In conclusion, CNBC’s claim that airborne transmission has been proven to play “a huge role” in the community spread of SARS-CoV-2 is demonstrably false. The referenced study does claim that studies have established airborne spread as the predominant mode of transmission, but that claim is demonstrably false.
(Evidently, despite the controversial nature of their claim, the author of the CNBC article, Rich Mendez, took the study authors at their word, without questioning their premise and without checking their sources to see whether what they were saying was true; which is to say, without doing any kind of real journalism.)
Five of the sources cited to support the premise merely acknowledged the possibility of airborne transmission without suggesting that this is the predominant mode.
One contradicted the claim by acknowledging that studies had established droplet transmission as the predominant mode.
And the only one that even appears to support the claim is similarly grounded in a demonstrably false premise.
In this matter, the CDC and WHO are correct to point out that the cumulative evidence shows that the virus is predominantly spread via respiratory droplets, whereas airborne transmission plays a more minor role; while it can occur under certain circumstances, most transmission events are readily explained by droplet transmission occurring when people are in close proximity to each other for an extended duration.
Contrary to the claim made by CNBC and the reported PNAS study, under typical circumstances, close contact is a key determinant in the risk of transmission occurring.

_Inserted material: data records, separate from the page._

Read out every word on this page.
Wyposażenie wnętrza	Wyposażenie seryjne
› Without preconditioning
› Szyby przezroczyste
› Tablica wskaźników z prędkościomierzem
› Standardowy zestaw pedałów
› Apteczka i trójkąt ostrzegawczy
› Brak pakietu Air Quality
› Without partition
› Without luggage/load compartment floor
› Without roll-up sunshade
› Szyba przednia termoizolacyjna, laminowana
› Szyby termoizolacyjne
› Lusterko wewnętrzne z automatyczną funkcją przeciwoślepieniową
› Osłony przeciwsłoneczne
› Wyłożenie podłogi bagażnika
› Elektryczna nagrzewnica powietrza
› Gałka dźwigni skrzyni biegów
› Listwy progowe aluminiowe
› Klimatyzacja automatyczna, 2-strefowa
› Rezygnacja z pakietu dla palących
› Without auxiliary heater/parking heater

The key takeaways are that the media routinely prefer to do political advocacy through fearmongering rather than doing journalism, scientists frequently succumb to their own confirmation biases, sources cited frequently do not support the claims for which they are cited, and the peer-review process for medical journals frequently enables demonstrable misinformation to be propagated by the media as “science”.

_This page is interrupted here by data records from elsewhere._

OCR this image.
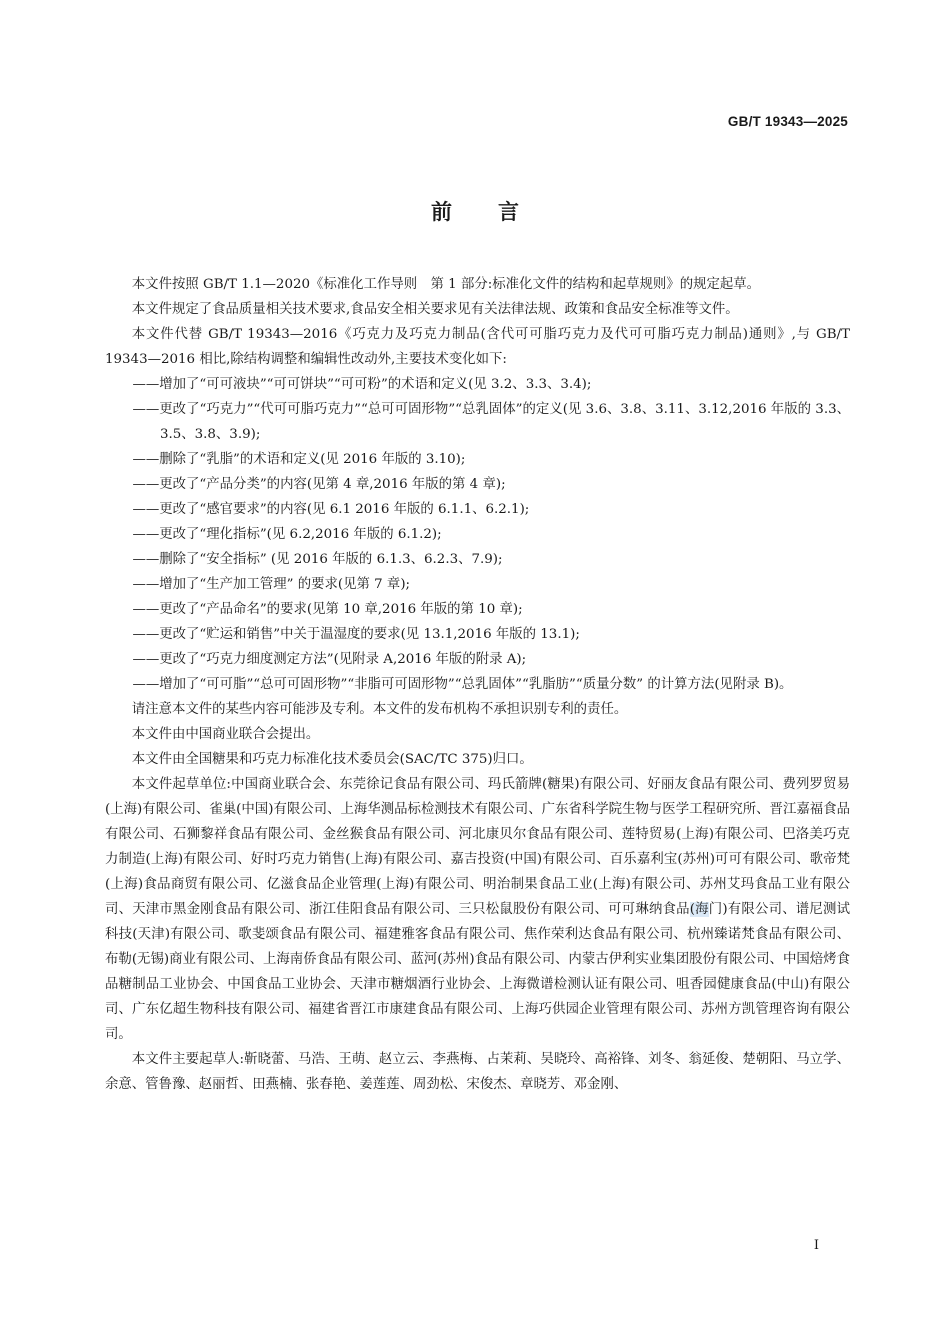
GB/T 19343—2025
前言

本文件按照 GB/T 1.1—2020《标准化工作导则　第 1 部分:标准化文件的结构和起草规则》的规定起草。

本文件规定了食品质量相关技术要求,食品安全相关要求见有关法律法规、政策和食品安全标准等文件。

本文件代替 GB/T 19343—2016《巧克力及巧克力制品(含代可可脂巧克力及代可可脂巧克力制品)通则》,与 GB/T 19343—2016 相比,除结构调整和编辑性改动外,主要技术变化如下:

——增加了“可可液块”“可可饼块”“可可粉”的术语和定义(见 3.2、3.3、3.4);

——更改了“巧克力”“代可可脂巧克力”“总可可固形物”“总乳固体”的定义(见 3.6、3.8、3.11、3.12,2016 年版的 3.3、3.5、3.8、3.9);

——删除了“乳脂”的术语和定义(见 2016 年版的 3.10);

——更改了“产品分类”的内容(见第 4 章,2016 年版的第 4 章);

——更改了“感官要求”的内容(见 6.1 2016 年版的 6.1.1、6.2.1);

——更改了“理化指标”(见 6.2,2016 年版的 6.1.2);

——删除了“安全指标” (见 2016 年版的 6.1.3、6.2.3、7.9);

——增加了“生产加工管理” 的要求(见第 7 章);

——更改了“产品命名”的要求(见第 10 章,2016 年版的第 10 章);

——更改了“贮运和销售”中关于温湿度的要求(见 13.1,2016 年版的 13.1);

——更改了“巧克力细度测定方法”(见附录 A,2016 年版的附录 A);

——增加了“可可脂”“总可可固形物”“非脂可可固形物”“总乳固体”“乳脂肪”“质量分数” 的计算方法(见附录 B)。

请注意本文件的某些内容可能涉及专利。本文件的发布机构不承担识别专利的责任。

本文件由中国商业联合会提出。

本文件由全国糖果和巧克力标准化技术委员会(SAC/TC 375)归口。

本文件起草单位:中国商业联合会、东莞徐记食品有限公司、玛氏箭牌(糖果)有限公司、好丽友食品有限公司、费列罗贸易(上海)有限公司、雀巢(中国)有限公司、上海华测品标检测技术有限公司、广东省科学院生物与医学工程研究所、晋江嘉福食品有限公司、石狮黎祥食品有限公司、金丝猴食品有限公司、河北康贝尔食品有限公司、莲特贸易(上海)有限公司、巴洛美巧克力制造(上海)有限公司、好时巧克力销售(上海)有限公司、嘉吉投资(中国)有限公司、百乐嘉利宝(苏州)可可有限公司、歌帝梵(上海)食品商贸有限公司、亿滋食品企业管理(上海)有限公司、明治制果食品工业(上海)有限公司、苏州艾玛食品工业有限公司、天津市黑金刚食品有限公司、浙江佳阳食品有限公司、三只松鼠股份有限公司、可可琳纳食品(海门)有限公司、谱尼测试科技(天津)有限公司、歌斐颂食品有限公司、福建雅客食品有限公司、焦作荣利达食品有限公司、杭州臻诺梵食品有限公司、布勒(无锡)商业有限公司、上海南侨食品有限公司、蓝河(苏州)食品有限公司、内蒙古伊利实业集团股份有限公司、中国焙烤食品糖制品工业协会、中国食品工业协会、天津市糖烟酒行业协会、上海微谱检测认证有限公司、咀香园健康食品(中山)有限公司、广东亿超生物科技有限公司、福建省晋江市康建食品有限公司、上海巧供园企业管理有限公司、苏州方凯管理咨询有限公司。

本文件主要起草人:靳晓蕾、马浩、王萌、赵立云、李燕梅、占茉莉、吴晓玲、高裕锋、刘冬、翁延俊、楚朝阳、马立学、余意、管鲁豫、赵丽哲、田燕楠、张春艳、姜莲莲、周劲松、宋俊杰、章晓芳、邓金刚、

I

This was a good article and exactly what I’ve been looking for. I will make a donation again to you because this is a excellent resource. I know people don’t always agree with everything you say but I have to say your research and ability to put pieces together is inspiring and second to none. You work very hard to present your work to us and for that I appreciate you. I hope your work gets out there to more people and I shared this article. Thank you!
Thanks for the feedback, Rodney!
So, what does this really say about our current masking policies? How effective are they at preventing spread of respiratory viruses? I know the CDC says they prevent spread (of droplets), but do they really prevent spread of viruses?

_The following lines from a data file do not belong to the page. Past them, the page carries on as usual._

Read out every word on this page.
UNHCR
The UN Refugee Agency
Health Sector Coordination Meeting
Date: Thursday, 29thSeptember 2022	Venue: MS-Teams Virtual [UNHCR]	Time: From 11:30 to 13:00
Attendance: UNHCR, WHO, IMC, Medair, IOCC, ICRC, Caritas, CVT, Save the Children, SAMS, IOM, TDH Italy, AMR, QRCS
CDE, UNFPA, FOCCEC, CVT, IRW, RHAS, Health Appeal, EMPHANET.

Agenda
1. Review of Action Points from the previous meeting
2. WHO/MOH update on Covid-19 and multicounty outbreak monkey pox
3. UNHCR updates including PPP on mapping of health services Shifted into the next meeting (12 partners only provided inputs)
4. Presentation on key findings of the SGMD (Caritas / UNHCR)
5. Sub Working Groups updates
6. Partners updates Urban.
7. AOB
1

The short answer is that, while masks can be effective at reducing the risk of droplet transmission, there are a lot of variables affecting the effectiveness, and the policy of mandating mask use among the general public in the community setting is unsupported by scientific evidence.
Thank’s Jeremey.
Answers a nagging question I had about transmission of the SAR-COV-2 virus.
Much appreciated.
Hello Jeremy, I’ve been appreciating your articles. I’m commenting to ask if you could also offer abstracts or summaries at the start of each piece.
This might help readers like me–who don’t really like these topics but feel obligated to stay abreast of the news considering that society is self-destructing–to focus on your writing.
Hi Joe. I always include a one-sentence summary of the key takeaway just below the title. I also tend to summarize the main idea both at the start in the introduction and at the end in the conclusion. In this particular article, I didn’t use subheadings to identify different sections, but it is still structured that way.